Release date: January 20, 2026

Publisher: Harper

Genre: Mystery/Thriller

Synopsis:

A propulsive and wickedly entertaining debut thriller for fans of Laura Dave and Ashley Elston that explores the dark underside of the American dream, about a couple whose financial problems are seemingly answered when they begin receiving growing sums of money from an unknown source . . . a windfall that will carry an unthinkable price.

Mack and Hailey Evans have worked hard to achieve their upper-middle-class life: promising careers, two beautiful children, and a brand-new house in the exclusive lakefront village of Bratenahl, Ohio. Not that everything’s perfect—aging parents, problems at work, and even the upkeep on that gorgeous house have been causing these two increasing amounts of worry.

When a small check appears in the mailbox from a mysterious company named Sunshine Enterprises, Mack assumes it’s from his wealthy, estranged father, trying to buy his way back into their lives. Though he’d rather rip it up, Mack deposits the needed funds. To his surprise the checks keep coming—each for a larger amount larger than the last. When Hailey finds out what’s going on, she has her own suspicions about the provenance of the payments. Despite growing uncertainty over the identity of their benefactor Mack and Hailey keep taking the money. After all, there are bills to pay.

It is a choice with dark repercussions, as the couple soon learn the hard way that nothing in life is free. Suddenly, the Evans find themselves in a harrowing arrangement with someone who will stop at nothing to get a return on their investment.

Review:

Very Slowly, All at Once by Lauren Schott is the kind of thriller that settles into your bones rather than relying on shock value. From the first pages, there’s a quiet, unsettling sense of dread that never fully lifts—one that mirrors the slow unraveling of Mack and Hailey Evans’ carefully curated life. Their version of the American dream feels attainable, even enviable at first, which makes its gradual corrosion feel both satirical and disturbingly real. Schott taps into a very modern anxiety: what it costs to maintain the life you worked so hard to build.

The novel unfolds through alternating perspectives from Mack and Hailey, alongside a chilling anonymous point of view that adds momentum and tension. Both protagonists are deeply relatable in their desperation—financial pressure, aging parents, career uncertainty—and that relatability is what makes their choices feel so dangerous. This isn’t a thriller driven by constant twists, but by escalation: each decision builds naturally on the last, tightening the vise until the consequences feel inevitable. The slow burn works beautifully here, allowing the tension to mount in a way that feels earned rather than sensational.

While the ending doesn’t wrap everything up neatly, it feels intentional rather than frustrating.

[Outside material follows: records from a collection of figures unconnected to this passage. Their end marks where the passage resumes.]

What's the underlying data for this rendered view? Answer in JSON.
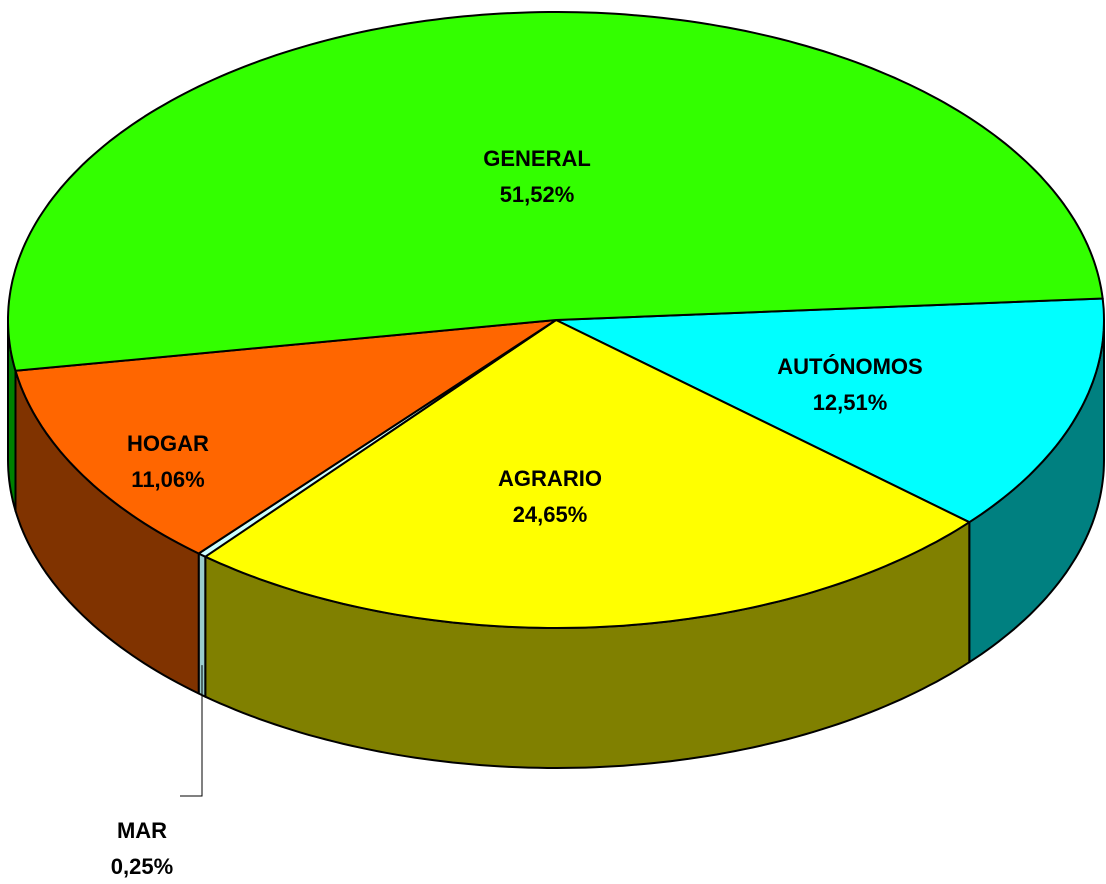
{
  "chart_data": {
    "type": "pie3d",
    "categories": [
      "AUTÓNOMOS",
      "AGRARIO",
      "MAR",
      "HOGAR",
      "GENERAL"
    ],
    "values": [
      12.51,
      24.65,
      0.25,
      11.06,
      51.52
    ],
    "value_labels": [
      "12,51%",
      "24,65%",
      "0,25%",
      "11,06%",
      "51,52%"
    ],
    "colors": [
      "#00ffff",
      "#ffff00",
      "#ccffff",
      "#ff6600",
      "#33ff00"
    ],
    "side_colors": [
      "#008080",
      "#808000",
      "#99cccc",
      "#803300",
      "#008000"
    ]
  }
}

The lack of clean resolution reinforces the book’s central themes about compromise, greed, and the stories we tell ourselves to justify survival. Darkly clever, sharp, and laced with wicked humor, Very Slowly, All at Once is a smart debut that exposes just how thin the line can be between comfort and catastrophe, and how quickly “enough” is never really enough. 

Overall rating: 4/5

Thanks to the publisher for my review copy.